The slag-based binder, the co-binder, and the further additives preferably are as described above. It can be preferred to combine two or more further additives in a construction material of the present invention. Thus, the construction material of the present invention comprises a steelmaking slag as described above and an accelerator selected from the group consisting of alkanolamines, reducing agents, sugars, sugar acids, carboxylic acids or their salts, amino acids or their salts, sulfamic acid, glyoxal, acetylacetone, pyrocatechol, sulfamic acid, glyoxal, acetylacetone, pyrocatechol, nitrilotri(methylphosphonic acid), and etidronic acid, alkaline metal or earth alkaline metal nitrates or nitrites or chlorides, aluminum sulfate, aluminum chloride, calcium sulfate, or mixtures thereof, as described above.
According to preferred embodiments, the construction material comprises at least one co-binder in 5-90 w %, preferably 5-30 w %, the co-binder being selected from Portland cement, calcium aluminate cement, calcium sulfoaluminate cement, gypsum, calcium sulfate, lime, calcined clays, ground calcium carbonate, pozzolanes, silica fume, fly ash, caustic magnesia, and latent hydraulic binder, where pozzolane and latent hydraulic binder do not encompass slag.
Aggregates can be any material that is non-reactive in the hydration reaction of binders. Aggregates can be any aggregate typically used for construction materials. Typical aggregates are for example rock, crushed stone, gravel, sand, especially quartz sand, river sand and/or manufactured sand, recycled concrete, glass, expanded glass, hollow glass beads, glass ceramics, volcanic rock, pumice, perlite, vermiculite, quarry wastes, raw, fired or fused earth or burnt clay, porcelain, electrofused or sintered abrasives, firing support, silica xerogels. Aggregates may also be fine aggregates or fillers such as ground limestone, ground dolomite, and/or ground aluminum oxide. Aggregates useful for the present invention can have any shape and size typically encountered for such aggregates. An especially preferred aggregate is sand. Sand is a naturally occurring granular material composed of finely divided rock or mineral particles. It is available in various forms and sizes. Examples of suitable sands are quartz sand, limestone sand, river sand or crushed aggregates. Suitable sands are for example described in standards ASTM C778 or EN 196-1.

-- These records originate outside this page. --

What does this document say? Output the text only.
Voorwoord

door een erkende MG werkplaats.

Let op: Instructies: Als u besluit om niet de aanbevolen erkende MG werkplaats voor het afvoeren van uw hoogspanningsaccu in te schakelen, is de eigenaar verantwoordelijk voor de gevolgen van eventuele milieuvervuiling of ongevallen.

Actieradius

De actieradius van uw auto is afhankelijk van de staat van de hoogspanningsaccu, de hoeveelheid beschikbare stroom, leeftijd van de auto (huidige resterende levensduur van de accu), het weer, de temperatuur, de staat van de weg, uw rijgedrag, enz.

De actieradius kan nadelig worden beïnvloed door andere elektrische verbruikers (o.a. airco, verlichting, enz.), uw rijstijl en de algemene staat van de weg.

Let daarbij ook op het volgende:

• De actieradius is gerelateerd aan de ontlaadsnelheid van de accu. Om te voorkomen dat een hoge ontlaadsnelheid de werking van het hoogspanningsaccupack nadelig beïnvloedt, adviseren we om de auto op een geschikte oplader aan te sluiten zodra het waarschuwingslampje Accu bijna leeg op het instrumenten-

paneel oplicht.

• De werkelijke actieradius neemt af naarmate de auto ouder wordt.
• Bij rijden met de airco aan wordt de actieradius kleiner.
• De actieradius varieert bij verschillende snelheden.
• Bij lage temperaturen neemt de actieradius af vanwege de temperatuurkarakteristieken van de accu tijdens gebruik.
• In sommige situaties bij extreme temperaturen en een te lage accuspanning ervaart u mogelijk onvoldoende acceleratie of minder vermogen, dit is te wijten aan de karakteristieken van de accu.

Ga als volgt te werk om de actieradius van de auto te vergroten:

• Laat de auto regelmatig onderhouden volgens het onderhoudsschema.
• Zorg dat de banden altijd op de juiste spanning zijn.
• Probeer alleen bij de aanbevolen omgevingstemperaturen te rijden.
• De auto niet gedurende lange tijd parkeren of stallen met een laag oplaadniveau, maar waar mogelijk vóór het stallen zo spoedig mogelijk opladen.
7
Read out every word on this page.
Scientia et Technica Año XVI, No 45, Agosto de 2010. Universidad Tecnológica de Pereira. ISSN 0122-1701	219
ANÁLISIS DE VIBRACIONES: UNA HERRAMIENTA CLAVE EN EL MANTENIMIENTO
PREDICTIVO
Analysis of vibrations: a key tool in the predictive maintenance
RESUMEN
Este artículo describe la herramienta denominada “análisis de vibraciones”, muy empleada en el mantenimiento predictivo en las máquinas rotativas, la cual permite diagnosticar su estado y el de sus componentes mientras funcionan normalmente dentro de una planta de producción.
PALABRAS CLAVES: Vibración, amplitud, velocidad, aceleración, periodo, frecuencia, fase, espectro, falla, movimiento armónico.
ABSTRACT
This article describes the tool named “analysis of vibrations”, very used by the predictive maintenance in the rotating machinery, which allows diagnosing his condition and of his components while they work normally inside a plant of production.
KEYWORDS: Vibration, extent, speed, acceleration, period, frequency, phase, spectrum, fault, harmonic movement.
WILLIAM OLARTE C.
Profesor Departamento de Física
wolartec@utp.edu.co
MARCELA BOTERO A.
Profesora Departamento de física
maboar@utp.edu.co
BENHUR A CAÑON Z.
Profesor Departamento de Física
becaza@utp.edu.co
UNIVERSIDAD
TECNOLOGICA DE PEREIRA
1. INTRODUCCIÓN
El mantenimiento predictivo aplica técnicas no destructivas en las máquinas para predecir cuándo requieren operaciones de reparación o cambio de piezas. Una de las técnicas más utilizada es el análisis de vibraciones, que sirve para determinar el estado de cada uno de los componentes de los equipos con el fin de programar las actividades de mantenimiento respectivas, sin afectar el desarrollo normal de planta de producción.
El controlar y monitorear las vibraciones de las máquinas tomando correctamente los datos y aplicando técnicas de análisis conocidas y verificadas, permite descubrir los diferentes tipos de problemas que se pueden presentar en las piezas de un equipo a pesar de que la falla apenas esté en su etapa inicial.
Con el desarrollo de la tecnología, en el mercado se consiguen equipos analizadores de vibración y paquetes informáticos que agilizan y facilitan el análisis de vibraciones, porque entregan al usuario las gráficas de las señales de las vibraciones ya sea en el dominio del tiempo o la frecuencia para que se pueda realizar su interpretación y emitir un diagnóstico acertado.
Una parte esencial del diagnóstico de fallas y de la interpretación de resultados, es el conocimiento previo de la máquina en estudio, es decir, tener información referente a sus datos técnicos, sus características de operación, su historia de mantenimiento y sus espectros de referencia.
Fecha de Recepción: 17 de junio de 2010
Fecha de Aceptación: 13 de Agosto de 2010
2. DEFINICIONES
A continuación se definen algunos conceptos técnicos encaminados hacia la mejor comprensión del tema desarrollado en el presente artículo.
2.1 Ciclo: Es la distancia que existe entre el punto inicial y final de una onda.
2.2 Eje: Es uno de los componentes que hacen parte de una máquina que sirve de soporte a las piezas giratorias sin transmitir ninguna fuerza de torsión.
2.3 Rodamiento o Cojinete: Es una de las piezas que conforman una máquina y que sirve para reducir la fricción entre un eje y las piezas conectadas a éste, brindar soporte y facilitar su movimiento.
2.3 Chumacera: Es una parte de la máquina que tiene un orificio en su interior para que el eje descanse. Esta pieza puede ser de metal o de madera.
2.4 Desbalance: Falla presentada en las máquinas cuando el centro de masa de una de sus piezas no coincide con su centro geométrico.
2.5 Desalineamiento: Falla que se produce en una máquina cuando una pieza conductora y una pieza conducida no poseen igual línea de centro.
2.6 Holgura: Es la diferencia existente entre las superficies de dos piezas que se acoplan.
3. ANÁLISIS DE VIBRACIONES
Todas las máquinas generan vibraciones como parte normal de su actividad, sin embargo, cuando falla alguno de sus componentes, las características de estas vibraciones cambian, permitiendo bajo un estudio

According to embodiments, aggregates can also be one or more of the following (i)-(v):
Most preferably, aggregates are in particulate form.
Throughout this invention, where a mass ratio of water:dry constituents is calculated, the total dry weight of the slag-based binder and of the optionally present co-binder shall be taken into account. No corrections shall be made to compensate for any degree of hydraulicity. The term dry constituents in this context relates to all powdery components of a composition, especially slag based binder, aggregate, and co-binder.
The weight ratio of water to binder can be adjusted to control the rheology and/or strength of the wet construction material. A higher amount of water will lead to a more flowable wet composition and a lower amount of water to a pasty wet composition. The rheology may be adjusted by the amount of water in a way to yield a wet composition with a rheology ranging from self-levelling to very thick. Typically, a lower amount of water will also lead to an increased strength.
According to embodiments, where a co-binder is present, a weight ratio of slag based binder to co-binder in a construction material as described above is between 1:19-19:1, preferably 1:9-15:1, more preferably 1:6-12:1, still more preferably 1:5-9:1, highly preferred 1:3-6:1, especially 1:1-5:1.
According to embodiments, a hydraulically setting composition of the present invention comprises from 15-85 wt.-%, preferably 35-80 wt.-%, especially 50-75 wt.-%, each based on the total dry weight of the composition, of sand.
Further additives can be any additives common to the mortar and concrete industry. Especially the further additives can be selected from plasticizers, superplasticizers, shrinkage reducers, air entrainers, de-aerating agents, stabilizers, viscosity modifiers, thickeners, water reducers, retarders, water resisting agents, fibers, blowing agents, defoamers, redispersible polymer powders, dedusting agents, chromate reducers, pigments, biocides, corrosion inhibitors, and steel passivating agents.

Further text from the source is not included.